ABSTRACT

Nineteenth-century Spain was shaped by an intense competition between different national projects aimed to modernize the structure of the state according to their distinctive understanding of national identity, which was negotiated progressively through numerous publications by national and foreign authors who described the country’s landscape and heritage in traveller accounts, guidebooks, and artistic voyages. These debates informed new national histories, and this, in turn, contributed to defining ideological discourses, national monuments, landscapes, and sites.
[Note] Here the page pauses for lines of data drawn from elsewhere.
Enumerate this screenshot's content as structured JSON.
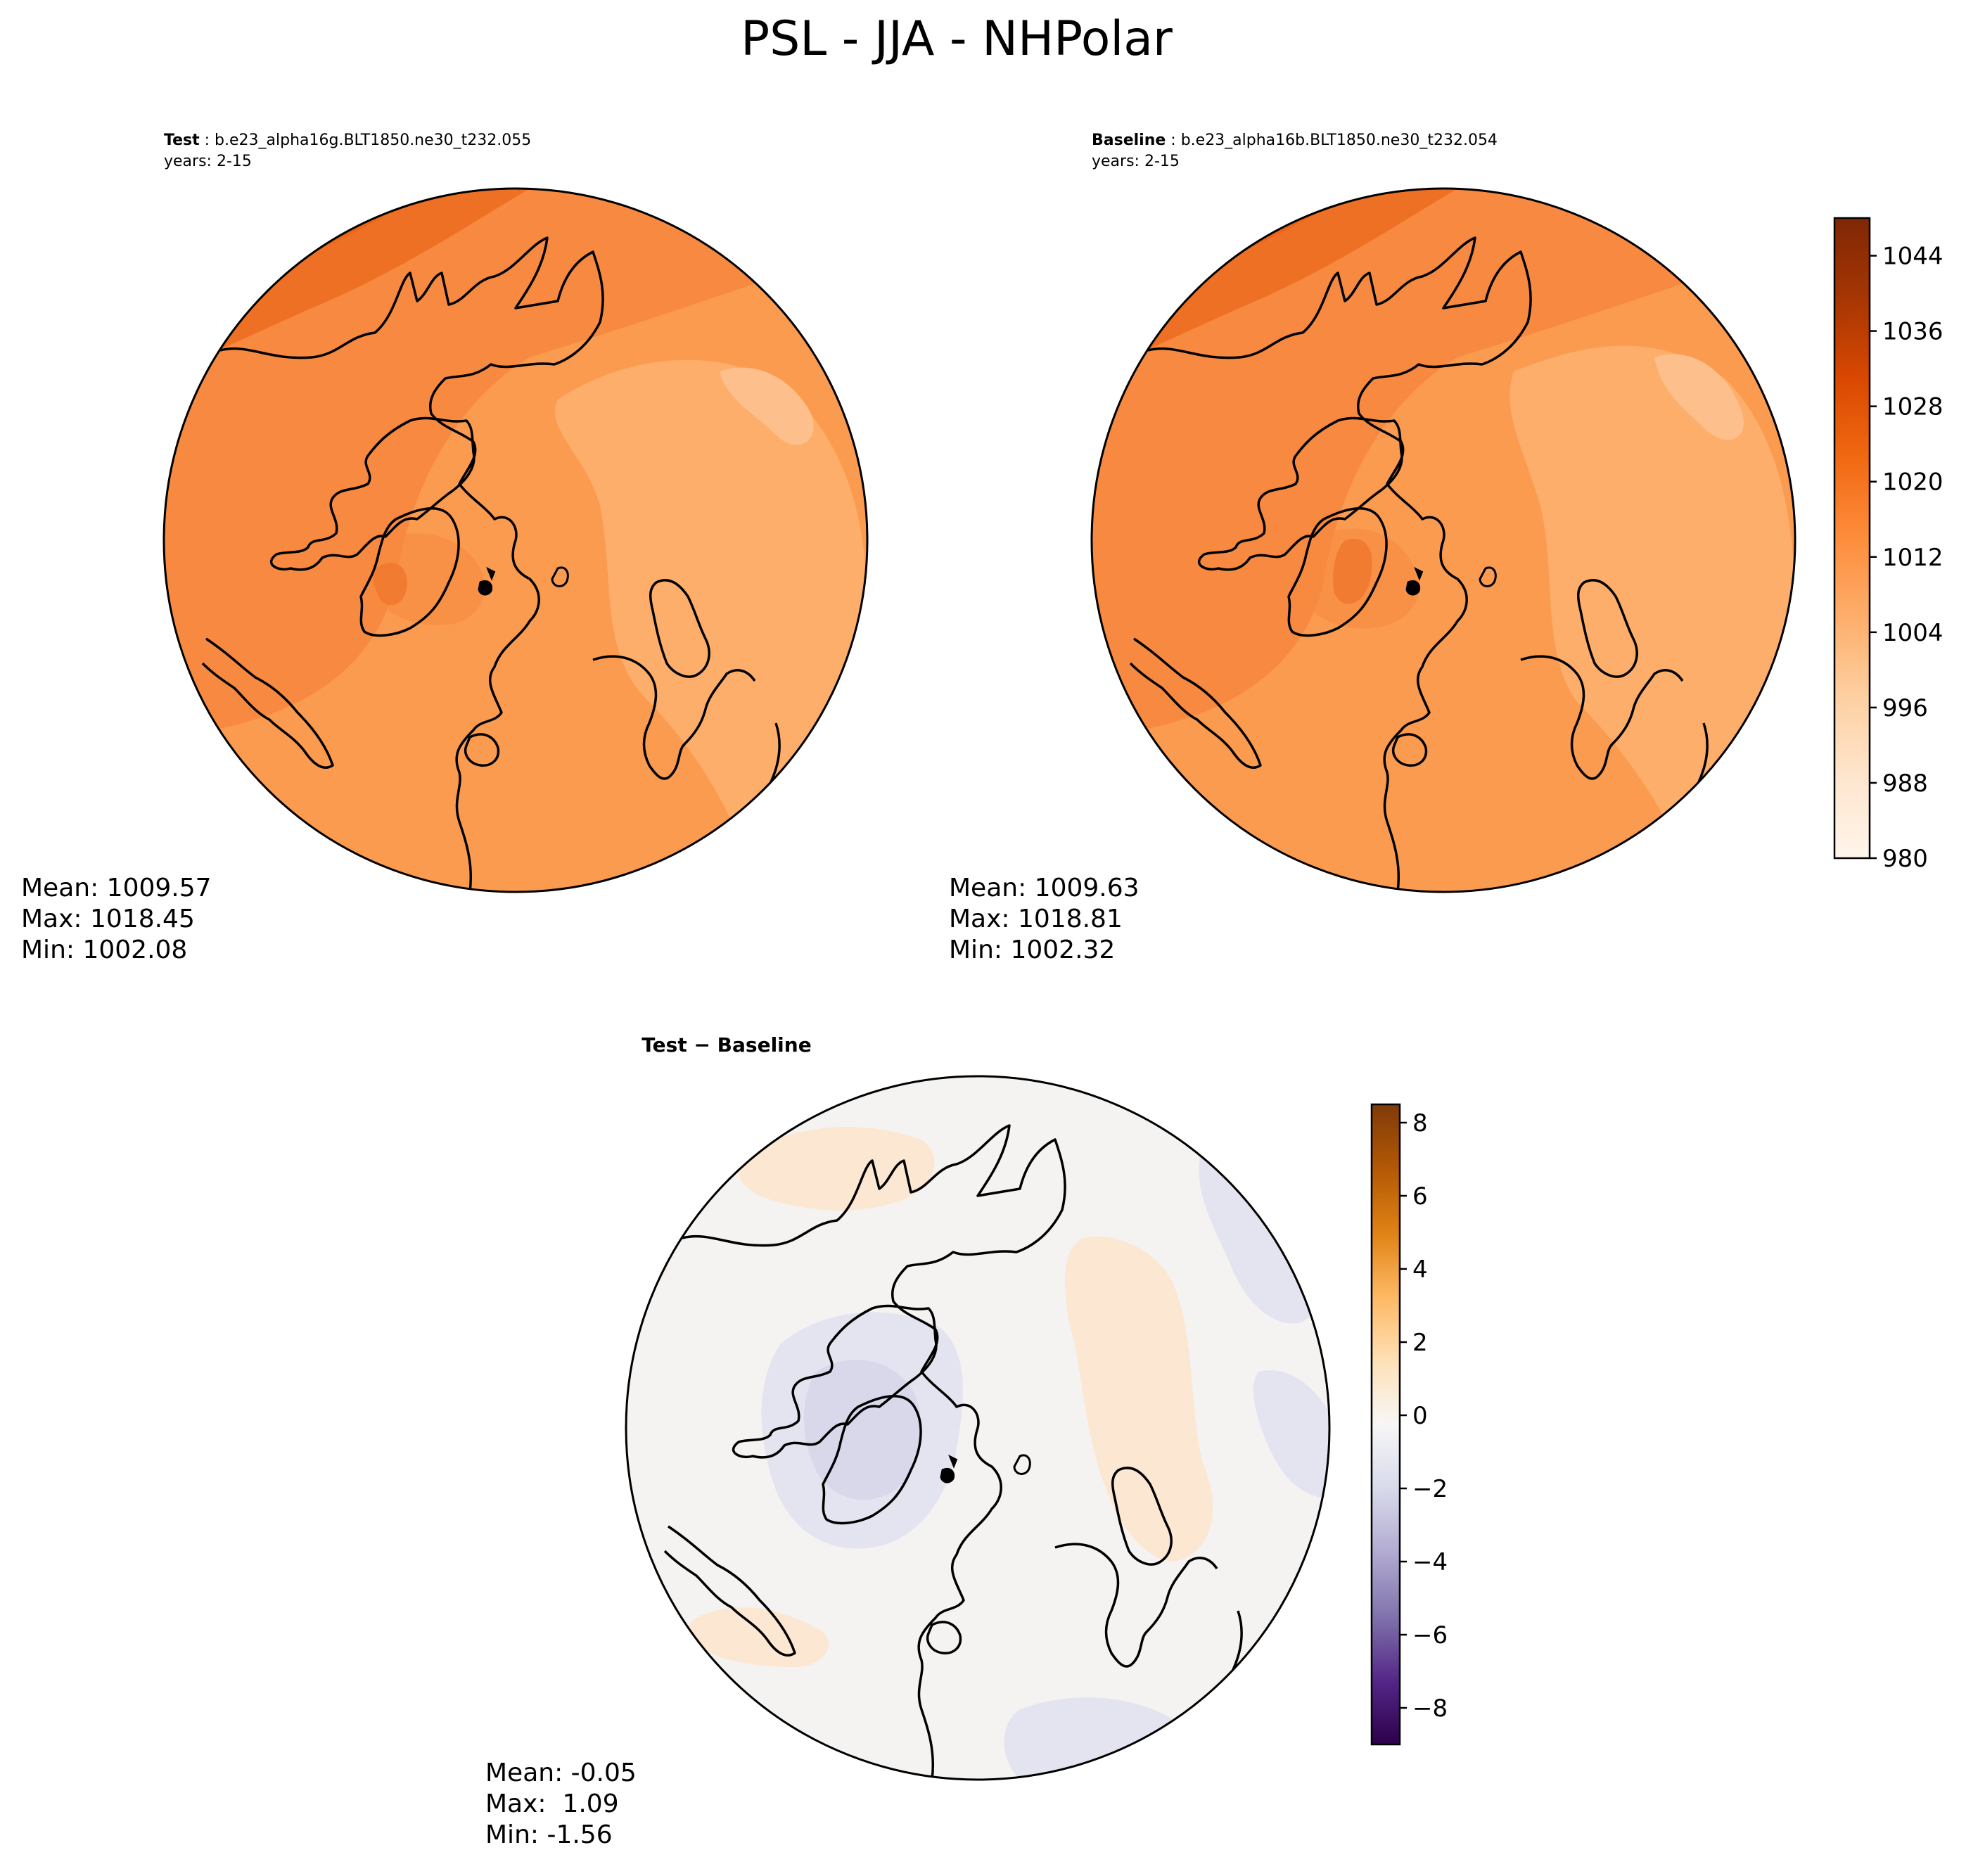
{
  "title": "PSL - JJA - NHPolar",
  "panels": {
    "test": {
      "header_label": "Test",
      "case_name": " : b.e23_alpha16g.BLT1850.ne30_t232.055",
      "years": "years: 2-15",
      "stats": [
        "Mean: 1009.57",
        "Max: 1018.45",
        "Min: 1002.08"
      ]
    },
    "baseline": {
      "header_label": "Baseline",
      "case_name": " : b.e23_alpha16b.BLT1850.ne30_t232.054",
      "years": "years: 2-15",
      "stats": [
        "Mean: 1009.63",
        "Max: 1018.81",
        "Min: 1002.32"
      ]
    },
    "diff": {
      "header_label": "Test − Baseline",
      "stats": [
        "Mean: -0.05",
        "Max:  1.09",
        "Min: -1.56"
      ]
    }
  },
  "chart_data": [
    {
      "type": "heatmap",
      "title": "Test : b.e23_alpha16g.BLT1850.ne30_t232.055",
      "projection": "north polar stereographic",
      "variable": "PSL",
      "season": "JJA",
      "colormap": "Oranges",
      "clim": [
        980,
        1048
      ],
      "mean": 1009.57,
      "max": 1018.45,
      "min": 1002.08
    },
    {
      "type": "heatmap",
      "title": "Baseline : b.e23_alpha16b.BLT1850.ne30_t232.054",
      "projection": "north polar stereographic",
      "variable": "PSL",
      "season": "JJA",
      "colormap": "Oranges",
      "clim": [
        980,
        1048
      ],
      "mean": 1009.63,
      "max": 1018.81,
      "min": 1002.32
    },
    {
      "type": "heatmap",
      "title": "Test − Baseline",
      "projection": "north polar stereographic",
      "colormap": "PuOr_r",
      "clim": [
        -9,
        8.5
      ],
      "mean": -0.05,
      "max": 1.09,
      "min": -1.56
    }
  ],
  "colorbars": {
    "abs": {
      "ticks": [
        "1044",
        "1036",
        "1028",
        "1020",
        "1012",
        "1004",
        "996",
        "988",
        "980"
      ],
      "tick_values": [
        1044,
        1036,
        1028,
        1020,
        1012,
        1004,
        996,
        988,
        980
      ],
      "range": [
        980,
        1048
      ],
      "colors": [
        "#fff5eb",
        "#fee6ce",
        "#fdd0a2",
        "#fdae6b",
        "#fd8d3c",
        "#f16913",
        "#d94801",
        "#a63603",
        "#7f2704"
      ]
    },
    "diff": {
      "ticks": [
        "8",
        "6",
        "4",
        "2",
        "0",
        "−2",
        "−4",
        "−6",
        "−8"
      ],
      "tick_values": [
        8,
        6,
        4,
        2,
        0,
        -2,
        -4,
        -6,
        -8
      ],
      "range": [
        -9,
        8.5
      ],
      "colors": [
        "#2d004b",
        "#542788",
        "#8073ac",
        "#b2abd2",
        "#d8daeb",
        "#f7f7f7",
        "#fee0b6",
        "#fdb863",
        "#e08214",
        "#b35806",
        "#7f3b08"
      ]
    }
  },
  "field_colors": {
    "abs_base": "#fb9b50",
    "abs_light": "#fdae6b",
    "abs_lighter": "#fdc08c",
    "abs_mid": "#f78a40",
    "abs_dark": "#ee7024",
    "abs_darker": "#e9651a",
    "diff_base": "#f5f3f1",
    "diff_warm": "#fbe7d2",
    "diff_cool": "#e4e3f0",
    "diff_cooler": "#d9d8eb"
  }
}
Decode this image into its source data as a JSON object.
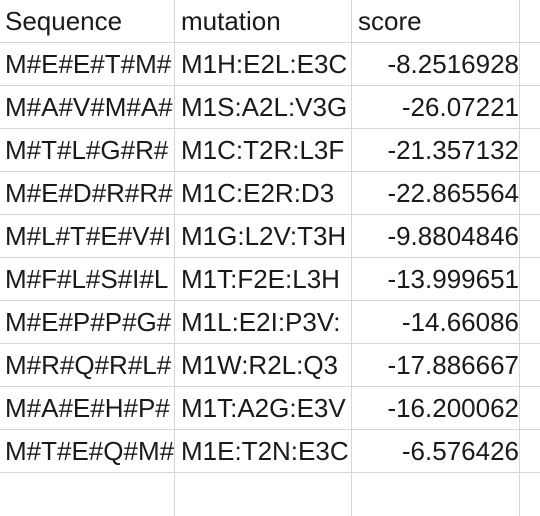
{
  "headers": {
    "sequence": "Sequence",
    "mutation": "mutation",
    "score": "score"
  },
  "rows": [
    {
      "sequence": "M#E#E#T#M#",
      "mutation": "M1H:E2L:E3C",
      "score": "-8.2516928"
    },
    {
      "sequence": "M#A#V#M#A#",
      "mutation": "M1S:A2L:V3G",
      "score": "-26.07221"
    },
    {
      "sequence": "M#T#L#G#R#",
      "mutation": "M1C:T2R:L3F",
      "score": "-21.357132"
    },
    {
      "sequence": "M#E#D#R#R#",
      "mutation": "M1C:E2R:D3",
      "score": "-22.865564"
    },
    {
      "sequence": "M#L#T#E#V#I",
      "mutation": "M1G:L2V:T3H",
      "score": "-9.8804846"
    },
    {
      "sequence": "M#F#L#S#I#L",
      "mutation": "M1T:F2E:L3H",
      "score": "-13.999651"
    },
    {
      "sequence": "M#E#P#P#G#",
      "mutation": "M1L:E2I:P3V:",
      "score": "-14.66086"
    },
    {
      "sequence": "M#R#Q#R#L#",
      "mutation": "M1W:R2L:Q3",
      "score": "-17.886667"
    },
    {
      "sequence": "M#A#E#H#P#",
      "mutation": "M1T:A2G:E3V",
      "score": "-16.200062"
    },
    {
      "sequence": "M#T#E#Q#M#",
      "mutation": "M1E:T2N:E3C",
      "score": "-6.576426"
    }
  ]
}
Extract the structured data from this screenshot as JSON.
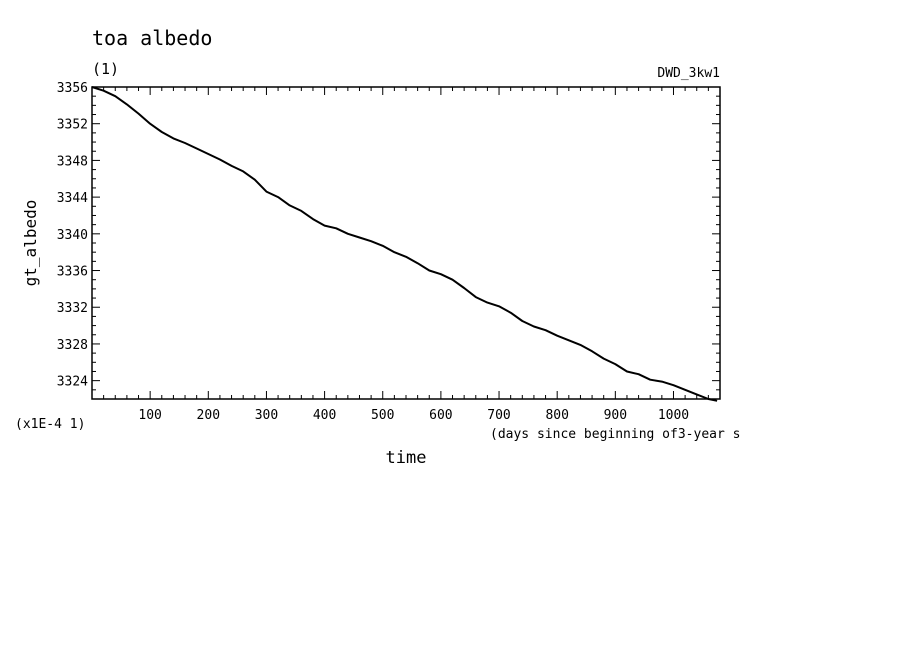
{
  "chart_data": {
    "type": "line",
    "title": "toa albedo",
    "subtitle": "(1)",
    "dataset_label": "DWD_3kw1",
    "xlabel": "time",
    "x_units_note": "(days since beginning of3-year s",
    "ylabel": "gt_albedo",
    "y_scale_note": "(x1E-4 1)",
    "xlim": [
      0,
      1080
    ],
    "ylim": [
      3322,
      3356
    ],
    "x_ticks": [
      100,
      200,
      300,
      400,
      500,
      600,
      700,
      800,
      900,
      1000
    ],
    "y_ticks": [
      3324,
      3328,
      3332,
      3336,
      3340,
      3344,
      3348,
      3352,
      3356
    ],
    "grid": false,
    "series": [
      {
        "color": "#000000",
        "x": [
          0,
          20,
          40,
          60,
          80,
          100,
          120,
          140,
          160,
          180,
          200,
          220,
          240,
          260,
          280,
          300,
          320,
          340,
          360,
          380,
          400,
          420,
          440,
          460,
          480,
          500,
          520,
          540,
          560,
          580,
          600,
          620,
          640,
          660,
          680,
          700,
          720,
          740,
          760,
          780,
          800,
          820,
          840,
          860,
          880,
          900,
          920,
          940,
          960,
          980,
          1000,
          1020,
          1040,
          1060,
          1075
        ],
        "y": [
          3356.0,
          3355.6,
          3355.0,
          3354.1,
          3353.1,
          3352.0,
          3351.1,
          3350.4,
          3349.9,
          3349.3,
          3348.7,
          3348.1,
          3347.4,
          3346.8,
          3345.9,
          3344.6,
          3344.0,
          3343.1,
          3342.5,
          3341.6,
          3340.9,
          3340.6,
          3340.0,
          3339.6,
          3339.2,
          3338.7,
          3338.0,
          3337.5,
          3336.8,
          3336.0,
          3335.6,
          3335.0,
          3334.1,
          3333.1,
          3332.5,
          3332.1,
          3331.4,
          3330.5,
          3329.9,
          3329.5,
          3328.9,
          3328.4,
          3327.9,
          3327.2,
          3326.4,
          3325.8,
          3325.0,
          3324.7,
          3324.1,
          3323.9,
          3323.5,
          3323.0,
          3322.5,
          3322.0,
          3321.8
        ]
      }
    ]
  }
}
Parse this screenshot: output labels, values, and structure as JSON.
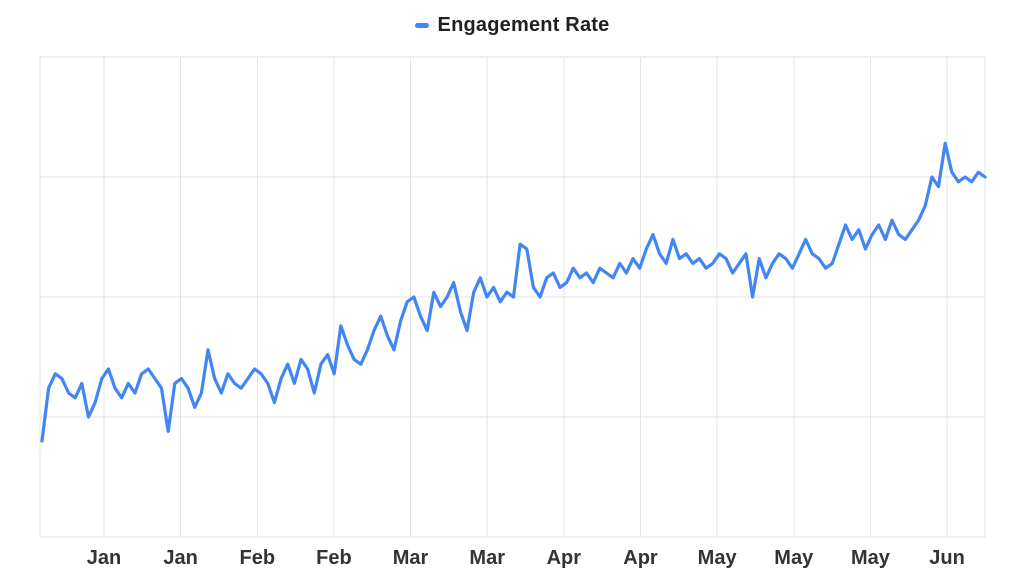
{
  "chart_data": {
    "type": "line",
    "title": "Engagement Rate",
    "legend": {
      "label": "Engagement Rate",
      "position": "top",
      "marker": "dash",
      "marker_color": "#4285F4"
    },
    "categories": [
      "Jan",
      "Jan",
      "Feb",
      "Feb",
      "Mar",
      "Mar",
      "Apr",
      "Apr",
      "May",
      "May",
      "May",
      "Jun"
    ],
    "xlabel": "",
    "ylabel": "",
    "ylim": [
      0,
      10
    ],
    "y_axis_labels_visible": false,
    "grid": true,
    "series": [
      {
        "name": "Engagement Rate",
        "color": "#4285F4",
        "values": [
          2.0,
          3.1,
          3.4,
          3.3,
          3.0,
          2.9,
          3.2,
          2.5,
          2.8,
          3.3,
          3.5,
          3.1,
          2.9,
          3.2,
          3.0,
          3.4,
          3.5,
          3.3,
          3.1,
          2.2,
          3.2,
          3.3,
          3.1,
          2.7,
          3.0,
          3.9,
          3.3,
          3.0,
          3.4,
          3.2,
          3.1,
          3.3,
          3.5,
          3.4,
          3.2,
          2.8,
          3.3,
          3.6,
          3.2,
          3.7,
          3.5,
          3.0,
          3.6,
          3.8,
          3.4,
          4.4,
          4.0,
          3.7,
          3.6,
          3.9,
          4.3,
          4.6,
          4.2,
          3.9,
          4.5,
          4.9,
          5.0,
          4.6,
          4.3,
          5.1,
          4.8,
          5.0,
          5.3,
          4.7,
          4.3,
          5.1,
          5.4,
          5.0,
          5.2,
          4.9,
          5.1,
          5.0,
          6.1,
          6.0,
          5.2,
          5.0,
          5.4,
          5.5,
          5.2,
          5.3,
          5.6,
          5.4,
          5.5,
          5.3,
          5.6,
          5.5,
          5.4,
          5.7,
          5.5,
          5.8,
          5.6,
          6.0,
          6.3,
          5.9,
          5.7,
          6.2,
          5.8,
          5.9,
          5.7,
          5.8,
          5.6,
          5.7,
          5.9,
          5.8,
          5.5,
          5.7,
          5.9,
          5.0,
          5.8,
          5.4,
          5.7,
          5.9,
          5.8,
          5.6,
          5.9,
          6.2,
          5.9,
          5.8,
          5.6,
          5.7,
          6.1,
          6.5,
          6.2,
          6.4,
          6.0,
          6.3,
          6.5,
          6.2,
          6.6,
          6.3,
          6.2,
          6.4,
          6.6,
          6.9,
          7.5,
          7.3,
          8.2,
          7.6,
          7.4,
          7.5,
          7.4,
          7.6,
          7.5
        ]
      }
    ]
  },
  "colors": {
    "accent": "#4285F4",
    "gridline": "#e3e3e3",
    "axis_label": "#333333",
    "legend_text": "#212121",
    "background": "#ffffff"
  }
}
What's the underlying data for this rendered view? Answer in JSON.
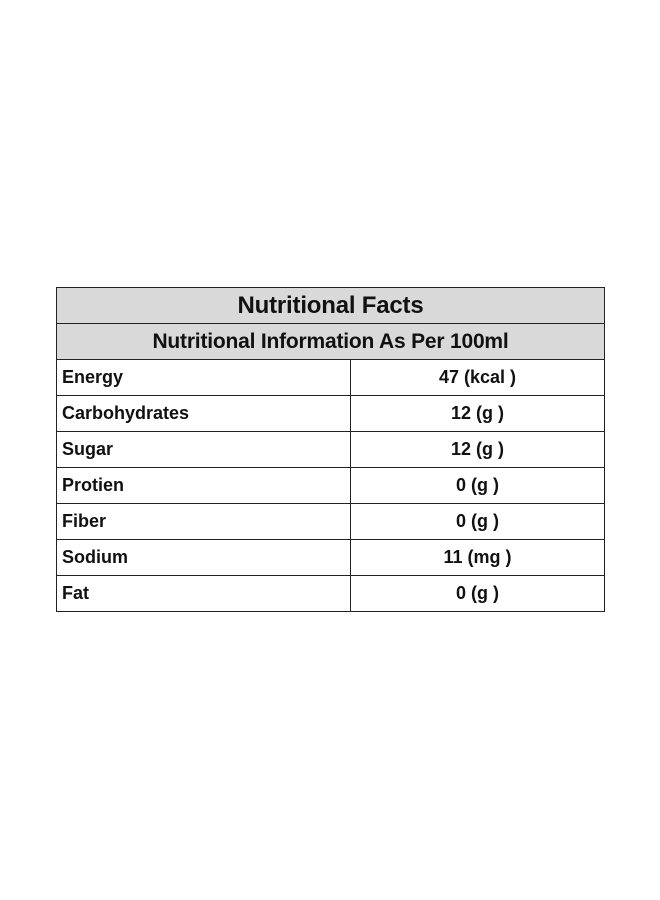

The tension between the early centralist attempts to modernize the administration of the Spanish state, inspired by the histories of the country by Juan de Mariana and Modesto Lafuente, and the dream of a federal kingdom by Victor Balaguer, was followed in the upsurge of different nationalist movements in Catalonia, the Basque Country, and Galicia. The struggles between these different national projects contributed to the exponential growth of the symbolic capital of the sites and landscapes relevant to them—like Montserrat and Covadonga—as they had a strong impact upon debates on architecture and preservation. The analysis of these modern media—illustrated publications, guidebooks, and panoramas—and ideological struggles, constitutes an illuminating observatory into the complexity of competing national constructions in the nineteenth century, as they reveal the entangled relations between politics, intellectual production, and popular culture in the modern nation-building process.